Cutting-edge research is utilizing artificial intelligence (AI) to provide insights into the flow of fluids in the brain


A groundbreaking technique powered by artificial intelligence (AI) has emerged for measuring fluid flow surrounding the blood vessels in the brain, holding significant implications for the development of treatments targeting diseases like Alzheimer's.

The perivascular spaces encompassing cerebral blood vessels play a crucial role in transporting fluid-like substances throughout the brain and aiding in waste clearance. Disruptions in fluid flow have been associated with neurological conditions such as Alzheimer's, small vessel disease, strokes, and traumatic brain injuries, but measuring these alterations in real-time poses challenges.

Led by Associate Professor Douglas Kelley from the University of Rochester, a multidisciplinary team of mechanical engineers, neuroscientists, and computer scientists devised a novel AI-based velocimetry method to precisely calculate brain fluid flow. The findings are detailed in a study published in the Proceedings of the National Academy of Sciences.

Kelley, a faculty member in Rochester's Department of Mechanical Engineering, explains, "In this study, we combined some measurements from inside the animal models with a novel AI technique that allowed us to effectively measure things that nobody's ever been able to measure before."

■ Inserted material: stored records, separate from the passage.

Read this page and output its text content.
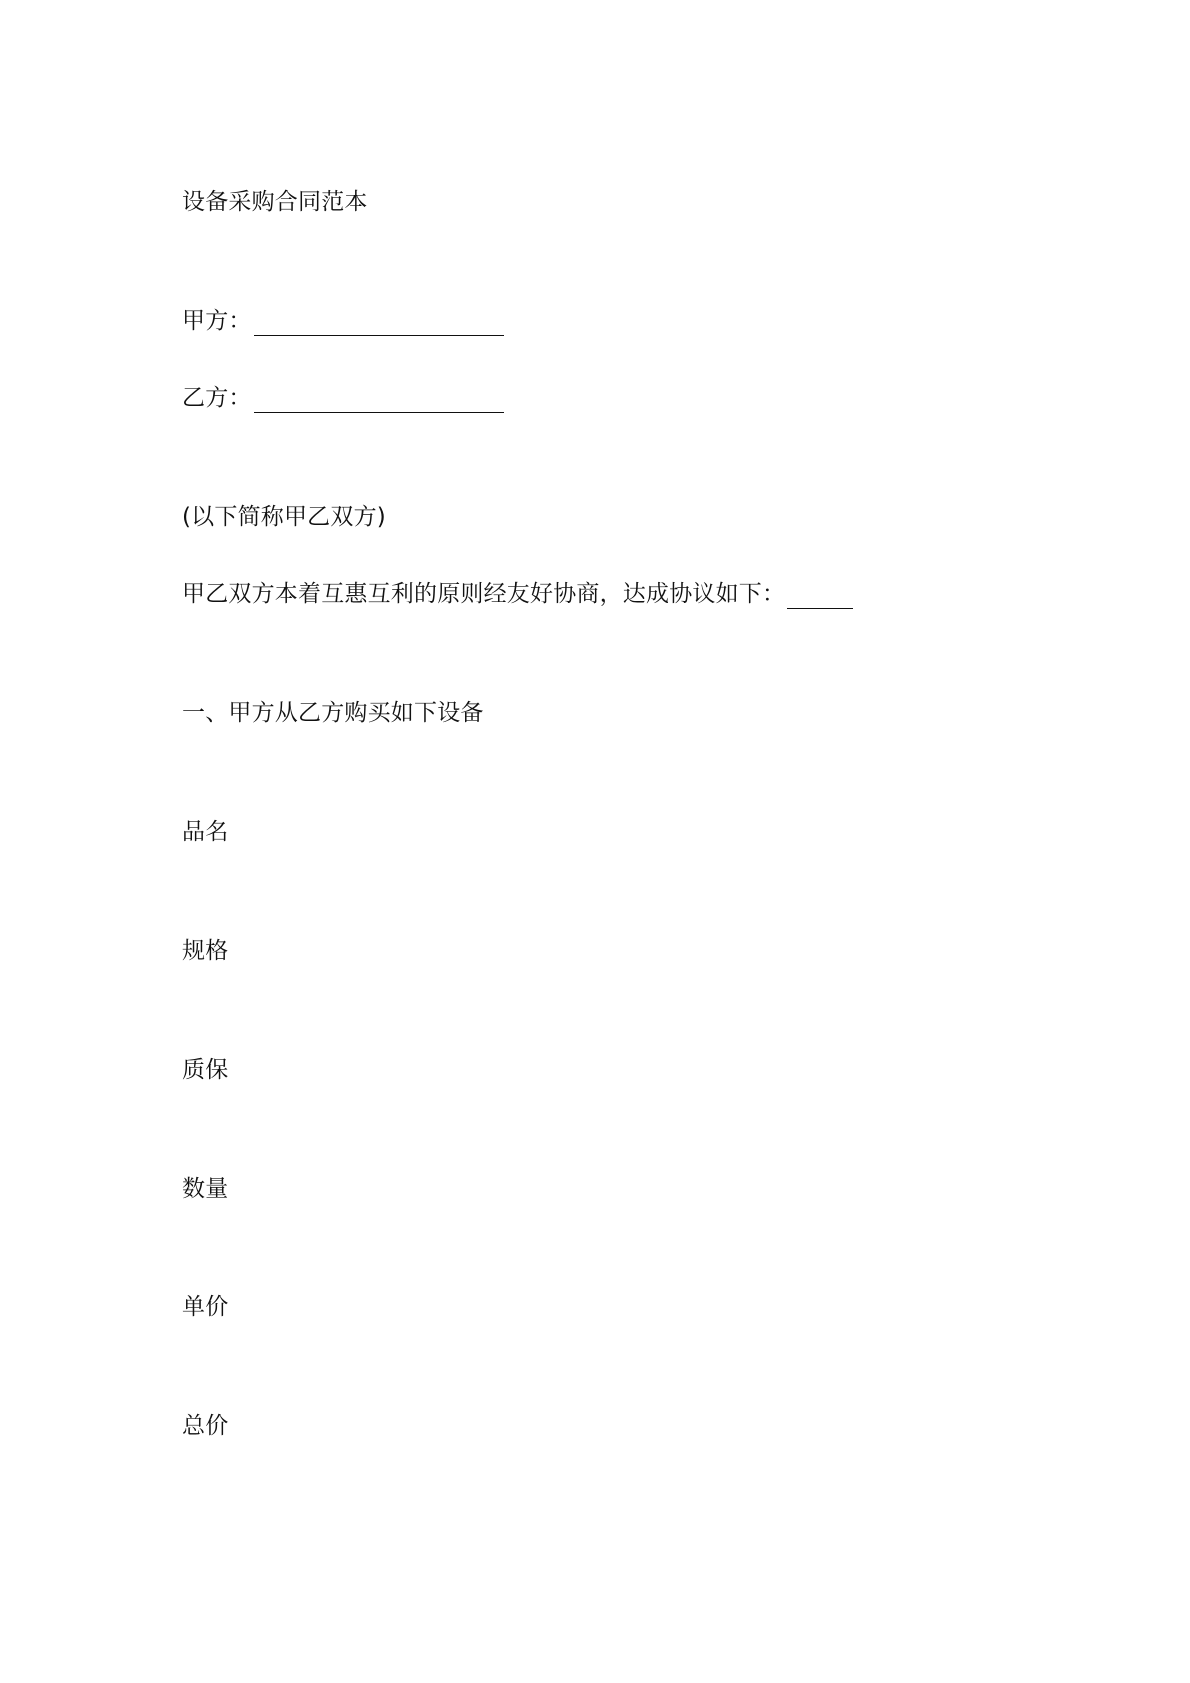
设备采购合同范本
甲方：
乙方：
(以下简称甲乙双方)
甲乙双方本着互惠互利的原则经友好协商，达成协议如下：
一、甲方从乙方购买如下设备
品名
规格
质保
数量
单价
总价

This research builds upon years of experiments led by Maiken Nedergaard, the codirector of Rochester's Center for Translational Neuromedicine and a coauthor of the study. Previous investigations conducted by the group involved two-dimensional studies of fluid flow in perivascular spaces by injecting minuscule particles into the fluid and tracking their position and velocity over time. However, a more intricate understanding of the system necessitated more complex measurements, which posed a challenge when exploring this vital fluid system.

To tackle this challenge, the team collaborated with George Karniadakis from Brown University and leveraged artificial intelligence. By integrating the existing two-dimensional data with physics-informed neural networks, they achieved unprecedented high-resolution insights into the system.

Kelley remarks, "This is a way to reveal pressures, forces, and the three-dimensional flow rate with much more accuracy than we can otherwise do. The pressure is important because nobody knows for sure quite what pumping mechanism drives all these flows around the brain yet. This is a new field."

The research received support from the Collaborative Research in Computational Neuroscience program, the National Institutes of Health Brain Initiative, and the Army Research Office's Multidisciplinary University Research Initiatives program.